Video conferencing applications frequently implement multicast addressing to specify a group of recipients. Networking protocols typically have a need to create broadcast traffic in certain instances. For example, IP creates broadcast packets for Address Resolution Protocol (ARP) requests. Routers often transmit routing updates as broadcasts. AppleTalk, Novell Internetwork Packet Exchange (IPX), and other Layer 3 protocols create broadcasts to perform name resolution and to carry out various other functions.

The Figure shows a simple Ethernet system with several devices attached. The Ethernet adapter card of each device has a 48-bit (6-octet) address built into it that uniquely identifies the station. This is called the Media Access Control (MAC) address, or the hardware address. All the devices in a LAN must have a unique MAC address. Devices express MAC addresses as hexadecimal values.
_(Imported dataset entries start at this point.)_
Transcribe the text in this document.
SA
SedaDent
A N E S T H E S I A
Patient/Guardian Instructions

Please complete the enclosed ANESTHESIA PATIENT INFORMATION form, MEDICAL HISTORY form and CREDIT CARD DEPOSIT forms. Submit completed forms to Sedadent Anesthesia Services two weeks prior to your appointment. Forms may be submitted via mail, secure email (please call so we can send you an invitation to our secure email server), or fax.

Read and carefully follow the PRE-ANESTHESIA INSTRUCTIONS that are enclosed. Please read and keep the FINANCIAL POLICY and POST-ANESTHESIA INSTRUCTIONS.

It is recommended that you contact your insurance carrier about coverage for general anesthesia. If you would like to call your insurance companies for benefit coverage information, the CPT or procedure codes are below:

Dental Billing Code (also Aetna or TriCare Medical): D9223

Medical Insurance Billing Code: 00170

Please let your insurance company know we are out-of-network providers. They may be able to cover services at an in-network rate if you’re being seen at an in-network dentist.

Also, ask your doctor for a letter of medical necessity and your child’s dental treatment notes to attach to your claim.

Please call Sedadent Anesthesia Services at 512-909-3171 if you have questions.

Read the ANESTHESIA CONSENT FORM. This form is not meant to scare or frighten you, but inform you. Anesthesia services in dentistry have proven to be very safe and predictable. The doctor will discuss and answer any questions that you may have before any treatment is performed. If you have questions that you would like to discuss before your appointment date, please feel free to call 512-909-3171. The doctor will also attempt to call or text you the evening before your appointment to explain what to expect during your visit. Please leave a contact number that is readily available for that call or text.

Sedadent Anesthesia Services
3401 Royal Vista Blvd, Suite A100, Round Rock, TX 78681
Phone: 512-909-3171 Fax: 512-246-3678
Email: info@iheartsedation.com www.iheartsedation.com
Sometimes MAC address octets are separated by hyphens "-", sometimes by colons ":", and sometimes by periods ".". The three formats, 00-60-97-8F-4F-86, 00:60:97:8F:4F:86, and 0060.978F.4F86, all specify the same host.

To help ensure uniqueness, the first three octets indicate the vendor that manufactured the interface card. This is known as the Organizational Unique Identifier (OUI). Each manufacturer has a unique IEEE-assigned OUI value.

The last three octets of the MAC address amount to a host identifier for the device. The last three octets are assigned by the vendor. The combination of OUI and "host number" creates a unique address for that device. Each vendor is responsible to ensure that each of the Ethernet adapters that it manufactures has a unique combination of six octets.